The university concert hall, the orchestra is preparing for the performance. Winds, percussion, but what is this unusual instrument with the edge – basins, water pumps, water pipe, and the whole floor in splashes per meter around? It’s a hydraulophone. The orchestra will perform the suite for the hydraulophone of musician-experimentalist Ryan Jenzen.
Hydraulophone is an amazing musical instrument that uses liquid for sound production. It differs from all known “water” instruments, because in them sound creates still air, and liquid is nothing more than the working body of a hydraulic mechanism that pumps air into the tubes. In the hydraulophone it is the fluctuations of the liquid – most often water – that create the sound.
The musician who plays this instrument has to deal directly with the liquid: to get notes on the hydrailophone it is necessary to cover the holes with the fingers, like in a recorder or a whistle, but trickles of water beat from the holes. Water tools are more convenient than their air relatives: in it each hole corresponds to one note, which allows you to take whole chords. For greater convenience, the notes are arranged in order, as on a piano, and the trickles of water flowing through the holes create even a kind of keyboard – wet and constantly moving.
Note by note
The founder of the hydraulophone Steve Mann – a Canadian inventor known for his wearable computers – has been engaged in unusual musical instruments for more than 20 years. “Funny plumbing sounds,” he says. “I’ve always wanted to learn how to use these sounds to extract music.” Starting with water from a garden hose (the prototype of a hydrailophone was called a “water horn” and had only one trickle to control the sound), Mann went a long way in research and created many models with a similar principle of action.

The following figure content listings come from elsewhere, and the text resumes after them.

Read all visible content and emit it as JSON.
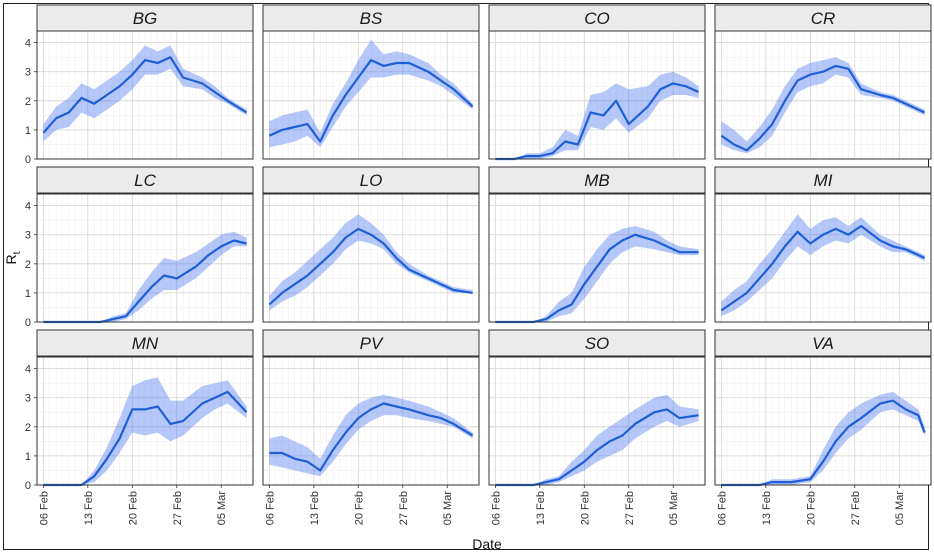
{
  "chart_data": {
    "type": "line",
    "xlabel": "Date",
    "ylabel": "R",
    "ylabel_subscript": "t",
    "ylim": [
      0,
      4.4
    ],
    "yticks": [
      0,
      1,
      2,
      3,
      4
    ],
    "x_start_date": "2020-02-06",
    "xticks": [
      {
        "label": "06 Feb",
        "date": "2020-02-06"
      },
      {
        "label": "13 Feb",
        "date": "2020-02-13"
      },
      {
        "label": "20 Feb",
        "date": "2020-02-20"
      },
      {
        "label": "27 Feb",
        "date": "2020-02-27"
      },
      {
        "label": "05 Mar",
        "date": "2020-03-05"
      }
    ],
    "xlim": [
      "2020-02-05",
      "2020-03-10"
    ],
    "grid": true,
    "panels": [
      {
        "name": "BG",
        "x": [
          "2020-02-06",
          "2020-02-08",
          "2020-02-10",
          "2020-02-12",
          "2020-02-14",
          "2020-02-16",
          "2020-02-18",
          "2020-02-20",
          "2020-02-22",
          "2020-02-24",
          "2020-02-26",
          "2020-02-28",
          "2020-03-02",
          "2020-03-04",
          "2020-03-06",
          "2020-03-09"
        ],
        "values": [
          0.9,
          1.4,
          1.6,
          2.1,
          1.9,
          2.2,
          2.5,
          2.9,
          3.4,
          3.3,
          3.5,
          2.8,
          2.6,
          2.3,
          2.0,
          1.6
        ],
        "lower": [
          0.6,
          1.0,
          1.1,
          1.6,
          1.4,
          1.7,
          2.0,
          2.4,
          2.9,
          2.9,
          3.1,
          2.5,
          2.4,
          2.1,
          1.9,
          1.5
        ],
        "upper": [
          1.2,
          1.8,
          2.1,
          2.6,
          2.4,
          2.7,
          3.0,
          3.4,
          3.9,
          3.7,
          3.9,
          3.1,
          2.8,
          2.5,
          2.1,
          1.7
        ]
      },
      {
        "name": "BS",
        "x": [
          "2020-02-06",
          "2020-02-08",
          "2020-02-10",
          "2020-02-12",
          "2020-02-14",
          "2020-02-16",
          "2020-02-18",
          "2020-02-20",
          "2020-02-22",
          "2020-02-24",
          "2020-02-26",
          "2020-02-28",
          "2020-03-02",
          "2020-03-04",
          "2020-03-06",
          "2020-03-09"
        ],
        "values": [
          0.8,
          1.0,
          1.1,
          1.2,
          0.6,
          1.5,
          2.2,
          2.8,
          3.4,
          3.2,
          3.3,
          3.3,
          3.0,
          2.7,
          2.4,
          1.8
        ],
        "lower": [
          0.4,
          0.5,
          0.6,
          0.8,
          0.4,
          1.1,
          1.8,
          2.3,
          2.8,
          2.8,
          2.9,
          2.9,
          2.7,
          2.5,
          2.2,
          1.7
        ],
        "upper": [
          1.3,
          1.5,
          1.6,
          1.7,
          0.9,
          1.9,
          2.6,
          3.4,
          4.1,
          3.6,
          3.7,
          3.6,
          3.3,
          2.9,
          2.6,
          1.9
        ]
      },
      {
        "name": "CO",
        "x": [
          "2020-02-06",
          "2020-02-09",
          "2020-02-11",
          "2020-02-13",
          "2020-02-15",
          "2020-02-17",
          "2020-02-19",
          "2020-02-21",
          "2020-02-23",
          "2020-02-25",
          "2020-02-27",
          "2020-03-01",
          "2020-03-03",
          "2020-03-05",
          "2020-03-07",
          "2020-03-09"
        ],
        "values": [
          0,
          0,
          0.1,
          0.1,
          0.2,
          0.6,
          0.5,
          1.6,
          1.5,
          2.0,
          1.2,
          1.8,
          2.4,
          2.6,
          2.5,
          2.3
        ],
        "lower": [
          0,
          0,
          0,
          0,
          0.1,
          0.3,
          0.3,
          1.1,
          1.0,
          1.4,
          0.9,
          1.4,
          2.0,
          2.2,
          2.2,
          2.1
        ],
        "upper": [
          0,
          0,
          0.2,
          0.2,
          0.4,
          1.0,
          0.8,
          2.2,
          2.3,
          2.6,
          2.4,
          2.5,
          2.9,
          3.0,
          2.8,
          2.5
        ]
      },
      {
        "name": "CR",
        "x": [
          "2020-02-06",
          "2020-02-08",
          "2020-02-10",
          "2020-02-12",
          "2020-02-14",
          "2020-02-16",
          "2020-02-18",
          "2020-02-20",
          "2020-02-22",
          "2020-02-24",
          "2020-02-26",
          "2020-02-28",
          "2020-03-02",
          "2020-03-04",
          "2020-03-06",
          "2020-03-09"
        ],
        "values": [
          0.8,
          0.5,
          0.3,
          0.7,
          1.2,
          2.0,
          2.7,
          2.9,
          3.0,
          3.2,
          3.1,
          2.4,
          2.2,
          2.1,
          1.9,
          1.6
        ],
        "lower": [
          0.5,
          0.3,
          0.2,
          0.4,
          0.8,
          1.6,
          2.3,
          2.5,
          2.6,
          2.9,
          2.8,
          2.2,
          2.1,
          2.0,
          1.8,
          1.5
        ],
        "upper": [
          1.3,
          1.0,
          0.6,
          1.1,
          1.7,
          2.5,
          3.1,
          3.3,
          3.4,
          3.5,
          3.3,
          2.6,
          2.3,
          2.2,
          2.0,
          1.7
        ]
      },
      {
        "name": "LC",
        "x": [
          "2020-02-06",
          "2020-02-09",
          "2020-02-12",
          "2020-02-15",
          "2020-02-17",
          "2020-02-19",
          "2020-02-21",
          "2020-02-23",
          "2020-02-25",
          "2020-02-27",
          "2020-03-01",
          "2020-03-03",
          "2020-03-05",
          "2020-03-07",
          "2020-03-09"
        ],
        "values": [
          0,
          0,
          0,
          0,
          0.1,
          0.2,
          0.7,
          1.2,
          1.6,
          1.5,
          1.9,
          2.3,
          2.6,
          2.8,
          2.7
        ],
        "lower": [
          0,
          0,
          0,
          0,
          0,
          0.1,
          0.4,
          0.8,
          1.1,
          1.1,
          1.5,
          1.9,
          2.3,
          2.6,
          2.6
        ],
        "upper": [
          0,
          0,
          0,
          0,
          0.2,
          0.3,
          1.1,
          1.7,
          2.2,
          2.1,
          2.4,
          2.7,
          3.0,
          3.1,
          2.9
        ]
      },
      {
        "name": "LO",
        "x": [
          "2020-02-06",
          "2020-02-08",
          "2020-02-10",
          "2020-02-12",
          "2020-02-14",
          "2020-02-16",
          "2020-02-18",
          "2020-02-20",
          "2020-02-22",
          "2020-02-24",
          "2020-02-26",
          "2020-02-28",
          "2020-03-02",
          "2020-03-04",
          "2020-03-06",
          "2020-03-09"
        ],
        "values": [
          0.6,
          1.0,
          1.3,
          1.6,
          2.0,
          2.4,
          2.9,
          3.2,
          3.0,
          2.7,
          2.2,
          1.8,
          1.5,
          1.3,
          1.1,
          1.0
        ],
        "lower": [
          0.4,
          0.7,
          0.9,
          1.2,
          1.6,
          2.0,
          2.5,
          2.8,
          2.7,
          2.5,
          2.0,
          1.7,
          1.4,
          1.2,
          1.0,
          1.0
        ],
        "upper": [
          0.9,
          1.4,
          1.7,
          2.1,
          2.5,
          2.9,
          3.4,
          3.7,
          3.4,
          3.0,
          2.4,
          2.0,
          1.6,
          1.4,
          1.2,
          1.1
        ]
      },
      {
        "name": "MB",
        "x": [
          "2020-02-06",
          "2020-02-09",
          "2020-02-12",
          "2020-02-14",
          "2020-02-16",
          "2020-02-18",
          "2020-02-20",
          "2020-02-22",
          "2020-02-24",
          "2020-02-26",
          "2020-02-28",
          "2020-03-02",
          "2020-03-04",
          "2020-03-06",
          "2020-03-09"
        ],
        "values": [
          0,
          0,
          0,
          0.1,
          0.4,
          0.6,
          1.3,
          1.9,
          2.5,
          2.8,
          3.0,
          2.8,
          2.6,
          2.4,
          2.4
        ],
        "lower": [
          0,
          0,
          0,
          0,
          0.2,
          0.3,
          0.8,
          1.4,
          2.0,
          2.4,
          2.6,
          2.5,
          2.4,
          2.3,
          2.3
        ],
        "upper": [
          0,
          0,
          0,
          0.2,
          0.7,
          1.0,
          1.9,
          2.5,
          3.0,
          3.2,
          3.3,
          3.1,
          2.8,
          2.6,
          2.5
        ]
      },
      {
        "name": "MI",
        "x": [
          "2020-02-06",
          "2020-02-08",
          "2020-02-10",
          "2020-02-12",
          "2020-02-14",
          "2020-02-16",
          "2020-02-18",
          "2020-02-20",
          "2020-02-22",
          "2020-02-24",
          "2020-02-26",
          "2020-02-28",
          "2020-03-02",
          "2020-03-04",
          "2020-03-06",
          "2020-03-09"
        ],
        "values": [
          0.4,
          0.7,
          1.0,
          1.5,
          2.0,
          2.6,
          3.1,
          2.7,
          3.0,
          3.2,
          3.0,
          3.3,
          2.8,
          2.6,
          2.5,
          2.2
        ],
        "lower": [
          0.2,
          0.4,
          0.7,
          1.1,
          1.5,
          2.1,
          2.6,
          2.3,
          2.6,
          2.8,
          2.7,
          3.0,
          2.6,
          2.4,
          2.4,
          2.1
        ],
        "upper": [
          0.7,
          1.1,
          1.4,
          2.0,
          2.5,
          3.1,
          3.7,
          3.2,
          3.5,
          3.6,
          3.3,
          3.6,
          3.0,
          2.8,
          2.6,
          2.3
        ]
      },
      {
        "name": "MN",
        "x": [
          "2020-02-06",
          "2020-02-09",
          "2020-02-12",
          "2020-02-14",
          "2020-02-16",
          "2020-02-18",
          "2020-02-20",
          "2020-02-22",
          "2020-02-24",
          "2020-02-26",
          "2020-02-28",
          "2020-03-02",
          "2020-03-04",
          "2020-03-06",
          "2020-03-09"
        ],
        "values": [
          0,
          0,
          0,
          0.3,
          0.9,
          1.6,
          2.6,
          2.6,
          2.7,
          2.1,
          2.2,
          2.8,
          3.0,
          3.2,
          2.5
        ],
        "lower": [
          0,
          0,
          0,
          0.1,
          0.5,
          1.1,
          1.8,
          1.7,
          1.8,
          1.5,
          1.7,
          2.3,
          2.6,
          2.8,
          2.3
        ],
        "upper": [
          0,
          0,
          0,
          0.5,
          1.3,
          2.3,
          3.4,
          3.6,
          3.7,
          2.9,
          2.9,
          3.4,
          3.5,
          3.6,
          2.7
        ]
      },
      {
        "name": "PV",
        "x": [
          "2020-02-06",
          "2020-02-08",
          "2020-02-10",
          "2020-02-12",
          "2020-02-14",
          "2020-02-16",
          "2020-02-18",
          "2020-02-20",
          "2020-02-22",
          "2020-02-24",
          "2020-02-26",
          "2020-02-28",
          "2020-03-02",
          "2020-03-04",
          "2020-03-06",
          "2020-03-09"
        ],
        "values": [
          1.1,
          1.1,
          0.9,
          0.8,
          0.5,
          1.2,
          1.8,
          2.3,
          2.6,
          2.8,
          2.7,
          2.6,
          2.4,
          2.3,
          2.1,
          1.7
        ],
        "lower": [
          0.7,
          0.6,
          0.5,
          0.4,
          0.3,
          0.8,
          1.4,
          1.9,
          2.2,
          2.4,
          2.4,
          2.3,
          2.2,
          2.1,
          2.0,
          1.6
        ],
        "upper": [
          1.6,
          1.7,
          1.5,
          1.3,
          0.9,
          1.7,
          2.4,
          2.8,
          3.0,
          3.1,
          3.0,
          2.9,
          2.7,
          2.5,
          2.3,
          1.8
        ]
      },
      {
        "name": "SO",
        "x": [
          "2020-02-06",
          "2020-02-09",
          "2020-02-12",
          "2020-02-14",
          "2020-02-16",
          "2020-02-18",
          "2020-02-20",
          "2020-02-22",
          "2020-02-24",
          "2020-02-26",
          "2020-02-28",
          "2020-03-02",
          "2020-03-04",
          "2020-03-06",
          "2020-03-09"
        ],
        "values": [
          0,
          0,
          0,
          0.1,
          0.2,
          0.5,
          0.8,
          1.2,
          1.5,
          1.7,
          2.1,
          2.5,
          2.6,
          2.3,
          2.4
        ],
        "lower": [
          0,
          0,
          0,
          0,
          0.1,
          0.3,
          0.5,
          0.8,
          1.0,
          1.2,
          1.6,
          2.0,
          2.2,
          2.0,
          2.2
        ],
        "upper": [
          0,
          0,
          0,
          0.2,
          0.3,
          0.8,
          1.2,
          1.7,
          2.0,
          2.3,
          2.6,
          3.0,
          3.1,
          2.7,
          2.6
        ]
      },
      {
        "name": "VA",
        "x": [
          "2020-02-06",
          "2020-02-09",
          "2020-02-12",
          "2020-02-14",
          "2020-02-17",
          "2020-02-20",
          "2020-02-22",
          "2020-02-24",
          "2020-02-26",
          "2020-02-28",
          "2020-03-02",
          "2020-03-04",
          "2020-03-06",
          "2020-03-08",
          "2020-03-09"
        ],
        "values": [
          0,
          0,
          0,
          0.1,
          0.1,
          0.2,
          0.8,
          1.5,
          2.0,
          2.3,
          2.8,
          2.9,
          2.6,
          2.4,
          1.8
        ],
        "lower": [
          0,
          0,
          0,
          0,
          0,
          0.1,
          0.5,
          1.1,
          1.6,
          1.9,
          2.5,
          2.6,
          2.4,
          2.2,
          1.7
        ],
        "upper": [
          0,
          0,
          0,
          0.2,
          0.2,
          0.3,
          1.2,
          2.0,
          2.5,
          2.8,
          3.1,
          3.2,
          2.9,
          2.6,
          2.0
        ]
      }
    ]
  }
}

Using external similarity, hydraulophone is often called a water flute, but their similarity lies much deeper – in principle, the sound. When the performer with his finger deflects a trickle of water, the pressure in it rises, and some of the water from it is sent to a branch pipe leading to the sound-extractor inside the instrument, just as air is blown into the flute. In different models of the hydrailophone, labial tubes are used to produce sound, that is, small flutes, metal tabs, like in a saxophone, rotating perforated disks, as in a pneumatic siren, and other mechanisms that cause the fluid to vibrate at a certain frequency.
Hydraulophone is a very sensitive musical instrument. The sound of a note depends on how we interact with a trickle of water on the keyboard: we closed it, closed it or turned it aside (with full closure, the volume of the sound is maximal, since the entire stream is redirected to the pickup). In the electric version of the instrument, the musician controls the pitch, volume and timbre of the sound during performance, and he can individually vary each note of the chord (a rare property for musical instruments). Thus, you can play and accompany yourself simultaneously, whimsically sharing and twisting the main and secondary melodies.
Thus, the hydraulophone is a set of many monophonic “water flutes”, each of which the musician can control one finger, adjusting the volume of the sound.
The researchers went on and made an electric hydraulophone to make the slightest turbulence of the stream sound. To the sound mechanisms of each tricket, the simplest hydrophones were connected, with the help of electronic filtration they got rid of side effects, and the water keyboard became even more sensitive to the movements of the musician.
While the musician does not begin to interact with the “fountain” of a certain note, the water does not fall into the discharge tube. On the contrary, due to the movement of water in it, a vacuum is created.
Mann designed his instrument not only for musical activity, but also for entertainment – as a musical sculpture-fountain for installation in a public park. Stuck is very interesting: unlike wind instruments, in it we see trickles that create a sound, and we can touch them. In the simplest instrument there are only 12 notes, it is easy to learn how to play it, and even gamers deliver a great pleasure to the performer. Today, hydraulophones are installed in scientific museums and public places as fountains, and flocks of children are constantly flocking around them, wishing to play on an amusing musical attraction.
But serious concert copies take place in the orchestra pit. So, the orchestra is ready, Ryan Jenzen puts his hands on the tight trickles of the water keyboard, and they tickle the pads of their fingers. The first chords are heard.